Resource companies including BHP Billiton, down 2.2% on the ASX, fell as commodity prices weakened. The Reuters-Jefferies CRB index of 19 commodity futures slipped 0.2% to 255.85 and has dropped 4% since reaching a seven-month high last week.
“With weak unemployment and those kinds of indicators you don’t get the feeling we’re all fixed,” said Craig Brown, a fund manager at ING New Zealand. “Commodity prices come down to demand out of China, which is pretty reliant in exports to the U.S.”
Fletcher Building (NZX: FBU ), the nation’s largest construction company, fell 3.6% to $6.36 amid concern signs of stabilization in the housing market here and in Australia won’t be enough to revive earnings. The shares are 13% over-valued, according to the ValueCruncher website, which uses a discounted cash-flow valuation.
Air New Zealand (NZX: AIR ) fell 3% to 98 cents, the first time since mid-April it has slipped below $1. The carrier today said long-haul passenger volumes continued to slide in May, led by a 19% decline in numbers on routes through Asia, Japan and the UK, reflecting the global economic slump and fears about swine flu.
Tourism Holdings (NZX: THL ), the campervan rental company that depends on tourists for revenue, fell 2% to 45 cents and has dropped 30% this year.
Australia & New Zealand Banking Group (NZX: ANZ ) fell 3% to $20.67, following declines in Australian lenders on the ASX.
Stock market operator NZX (NZX: NZX )., which was knocked back in its efforts to acquire Australian exchange NSX Ltd., fell 2.5% to NZ$7.55.NZX today said it was withdrawing its offer to buy a 50.1% of NSX because of a lack of support from the target’s shareholders.

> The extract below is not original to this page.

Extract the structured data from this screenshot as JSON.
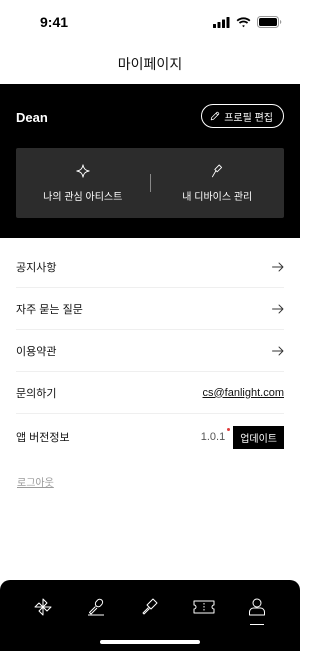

Reserve Bank Governor Alan Bollard today said economic activity in New Zealand is “near its low point,” while the global economy appeared more stable and trading-partner growth forecasts had stopped falling. Fiscal and monetary policy has also stimulated the New Zealand economy, he said. Still, he doesn’t expect a robust rebound.
“We expect the economy to begin growing again toward the end of the year, but the recovery is likely to be slow and drawn out,” Bollard told a business meeting in Wellington, according to a statement from the bank. “It could also be erratic. To many households it may not feel like a recovery at all, with lower employment, house prices and wage increases into next year.”
Specialty chemicals maker Nuplex Industries (NZX: NPX ), which sold shares at a discount to strengthen its balance sheet, fell 2.4% to 41 cents. PGG Wrightson (NZX: PGW ), New Zealand’s biggest rural services company, fell 2.3% to $1.27. Tapmaker Methven (NZX: MVN ) declined 2.2% to NZ$1.35.
Charlie’s Group (NZX: CHA ) fell 4.4% to 11 cents after the unprofitable juice maker said it had rejected ‘low-ball’ offers from multi-national rivals and is mulling opportunities to raise capital and reduce debt as it aims to turn profitable in 2010.
“Our share price is at the lowest of all lows,” chief executive Stefan Lepionka told BusinessWire. “We’re seen as a target at that point,” he said. “We do have something of value and they (the multinationals) know that.”